Engineering Portfolio
Problem
Into the Deep rewards fast, repeatable cycles, but samples are tightly packed and easy to disturb when the intake requires perfect alignment. A slow or finicky pickup cascades into missed clips, jams, and lost scoring time.
Solution
A clip-bot architecture: clips are stored on the robot, then applied during the cycle so the robot can produce specimens without constant human-player intervention. The intake was designed to grab specimens from the inside or any side to stay tolerant to misalignment and adjacent samples, which decreases travel time significantly.
Mechanical Highlights
- Clip-first match flow: Clips are loaded at the start and managed on-board, enabling repeated specimen conversion during TeleOp with fewer resets.
- Auto-aligning intake geometry: Triangle claw can capture specimens from the interior or edges, reducing dependency on approach angle and minimizing adjacent interference.

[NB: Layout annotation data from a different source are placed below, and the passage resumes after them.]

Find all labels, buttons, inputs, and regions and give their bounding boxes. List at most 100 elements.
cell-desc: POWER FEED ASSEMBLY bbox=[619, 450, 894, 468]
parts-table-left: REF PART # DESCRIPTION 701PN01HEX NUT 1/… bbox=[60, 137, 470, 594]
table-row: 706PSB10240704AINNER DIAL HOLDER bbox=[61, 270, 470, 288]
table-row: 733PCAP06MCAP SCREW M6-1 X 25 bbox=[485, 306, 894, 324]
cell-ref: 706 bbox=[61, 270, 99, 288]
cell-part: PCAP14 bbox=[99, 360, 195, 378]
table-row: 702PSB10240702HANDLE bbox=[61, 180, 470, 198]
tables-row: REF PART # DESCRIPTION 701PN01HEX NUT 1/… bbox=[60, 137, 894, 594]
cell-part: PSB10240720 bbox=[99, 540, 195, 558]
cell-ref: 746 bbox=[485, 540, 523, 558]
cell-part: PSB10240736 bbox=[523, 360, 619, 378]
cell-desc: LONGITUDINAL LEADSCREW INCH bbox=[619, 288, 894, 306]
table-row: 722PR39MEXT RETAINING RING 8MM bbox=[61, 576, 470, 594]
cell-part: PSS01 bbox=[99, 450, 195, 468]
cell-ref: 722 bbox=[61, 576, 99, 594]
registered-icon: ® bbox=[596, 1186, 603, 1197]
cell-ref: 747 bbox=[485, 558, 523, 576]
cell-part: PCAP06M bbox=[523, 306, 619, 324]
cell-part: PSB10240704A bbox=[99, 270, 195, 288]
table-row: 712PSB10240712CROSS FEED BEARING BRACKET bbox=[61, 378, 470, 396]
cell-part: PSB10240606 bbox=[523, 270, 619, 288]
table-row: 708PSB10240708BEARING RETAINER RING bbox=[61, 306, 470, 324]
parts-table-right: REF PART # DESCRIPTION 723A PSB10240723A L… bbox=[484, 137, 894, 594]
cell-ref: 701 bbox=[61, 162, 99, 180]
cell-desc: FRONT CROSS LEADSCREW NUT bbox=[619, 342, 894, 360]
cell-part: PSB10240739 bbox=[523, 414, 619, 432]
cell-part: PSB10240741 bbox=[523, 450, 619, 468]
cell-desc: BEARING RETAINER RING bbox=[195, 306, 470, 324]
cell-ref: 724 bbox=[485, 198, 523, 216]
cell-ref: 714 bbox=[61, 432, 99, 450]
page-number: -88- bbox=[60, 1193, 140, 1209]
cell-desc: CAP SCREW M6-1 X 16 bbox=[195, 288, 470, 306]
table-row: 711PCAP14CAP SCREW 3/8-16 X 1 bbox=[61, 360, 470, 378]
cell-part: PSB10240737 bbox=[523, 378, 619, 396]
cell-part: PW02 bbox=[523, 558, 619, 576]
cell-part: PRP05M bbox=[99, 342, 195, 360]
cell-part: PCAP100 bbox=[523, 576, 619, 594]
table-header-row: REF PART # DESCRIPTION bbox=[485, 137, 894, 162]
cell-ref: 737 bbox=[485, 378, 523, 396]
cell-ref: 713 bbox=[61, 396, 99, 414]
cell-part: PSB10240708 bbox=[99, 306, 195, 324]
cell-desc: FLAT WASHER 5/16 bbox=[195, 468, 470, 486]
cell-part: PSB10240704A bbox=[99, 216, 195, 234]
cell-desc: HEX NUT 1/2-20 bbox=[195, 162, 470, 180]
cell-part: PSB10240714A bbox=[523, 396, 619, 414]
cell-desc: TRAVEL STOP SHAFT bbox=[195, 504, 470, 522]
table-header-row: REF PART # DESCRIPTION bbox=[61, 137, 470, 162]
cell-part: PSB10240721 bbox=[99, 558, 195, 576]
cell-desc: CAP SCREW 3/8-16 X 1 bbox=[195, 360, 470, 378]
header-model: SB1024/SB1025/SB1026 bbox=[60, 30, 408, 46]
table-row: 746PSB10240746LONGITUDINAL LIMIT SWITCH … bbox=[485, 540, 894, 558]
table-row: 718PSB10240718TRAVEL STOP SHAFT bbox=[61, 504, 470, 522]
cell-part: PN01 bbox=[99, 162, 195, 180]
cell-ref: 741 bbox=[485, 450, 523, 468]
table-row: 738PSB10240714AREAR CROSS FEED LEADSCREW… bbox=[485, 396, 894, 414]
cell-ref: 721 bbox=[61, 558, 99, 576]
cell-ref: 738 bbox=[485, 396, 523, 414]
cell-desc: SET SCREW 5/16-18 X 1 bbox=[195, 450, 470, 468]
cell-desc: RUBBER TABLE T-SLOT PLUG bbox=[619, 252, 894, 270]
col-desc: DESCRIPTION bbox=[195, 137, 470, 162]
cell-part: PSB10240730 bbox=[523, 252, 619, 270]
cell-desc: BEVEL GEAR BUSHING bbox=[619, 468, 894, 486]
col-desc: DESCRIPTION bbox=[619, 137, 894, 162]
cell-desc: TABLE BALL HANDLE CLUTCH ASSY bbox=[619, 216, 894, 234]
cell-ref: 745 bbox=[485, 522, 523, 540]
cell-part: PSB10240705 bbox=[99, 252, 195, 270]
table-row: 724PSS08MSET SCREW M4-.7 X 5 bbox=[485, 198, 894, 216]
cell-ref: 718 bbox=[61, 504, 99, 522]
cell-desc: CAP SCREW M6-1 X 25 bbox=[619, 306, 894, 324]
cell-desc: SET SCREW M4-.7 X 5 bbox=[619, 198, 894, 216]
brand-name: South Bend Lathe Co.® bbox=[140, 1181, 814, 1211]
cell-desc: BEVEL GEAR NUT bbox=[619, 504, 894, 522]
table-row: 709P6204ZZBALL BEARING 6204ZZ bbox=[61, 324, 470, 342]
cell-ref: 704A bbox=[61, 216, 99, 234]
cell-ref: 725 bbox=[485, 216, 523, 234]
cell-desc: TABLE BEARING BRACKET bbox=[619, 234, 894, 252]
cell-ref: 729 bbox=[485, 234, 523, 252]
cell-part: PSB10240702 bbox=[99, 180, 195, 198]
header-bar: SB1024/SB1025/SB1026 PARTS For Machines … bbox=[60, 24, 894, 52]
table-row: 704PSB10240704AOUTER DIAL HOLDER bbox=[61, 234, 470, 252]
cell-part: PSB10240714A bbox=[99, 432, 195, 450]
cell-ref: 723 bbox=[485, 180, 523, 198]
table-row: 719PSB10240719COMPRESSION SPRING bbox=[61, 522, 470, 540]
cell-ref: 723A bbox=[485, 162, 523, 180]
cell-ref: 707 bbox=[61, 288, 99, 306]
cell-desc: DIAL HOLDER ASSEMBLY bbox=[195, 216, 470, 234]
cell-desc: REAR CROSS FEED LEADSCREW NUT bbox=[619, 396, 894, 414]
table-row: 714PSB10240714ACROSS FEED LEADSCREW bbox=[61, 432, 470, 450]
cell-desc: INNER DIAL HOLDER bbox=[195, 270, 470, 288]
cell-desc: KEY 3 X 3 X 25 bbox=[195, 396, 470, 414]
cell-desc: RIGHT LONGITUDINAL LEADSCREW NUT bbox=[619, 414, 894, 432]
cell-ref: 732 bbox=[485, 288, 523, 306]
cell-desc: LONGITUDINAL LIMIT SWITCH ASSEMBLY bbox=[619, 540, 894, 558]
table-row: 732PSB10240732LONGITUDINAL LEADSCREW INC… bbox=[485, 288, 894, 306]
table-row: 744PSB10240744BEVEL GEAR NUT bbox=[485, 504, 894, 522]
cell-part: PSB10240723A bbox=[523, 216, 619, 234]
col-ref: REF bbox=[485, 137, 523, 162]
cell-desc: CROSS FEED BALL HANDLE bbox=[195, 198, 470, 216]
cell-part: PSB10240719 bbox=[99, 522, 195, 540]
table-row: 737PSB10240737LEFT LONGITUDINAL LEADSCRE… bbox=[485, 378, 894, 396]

- Intake-focused design ownership: Intake geometry and mechanics were iterated specifically to remove alignment burden from the driver and increase cycle consistency.
- Integrated handling pipeline: Intake → clip attachment → scoring treated as one system so handoffs are repeatable rather than “driver finesse.”
- Mechanism iteration under constraint: Subsystem designs balanced reach, stability, and packaging within the FTC size/weight envelope.
- Prototype-driven refinement: Early mechanisms were tested and revised based on real interaction with packed samples and field constraints.
Software Highlights
- Match flow control: Clip storage and specimen conversion were treated as a deterministic, repeatable driver workflow.
- Subsystem coordination: Intake, clip application, and scoring timing were tuned as one pipeline rather than isolated steps.
- Vision alignment: Cameras were used to auto-align to samples and reduce approach time.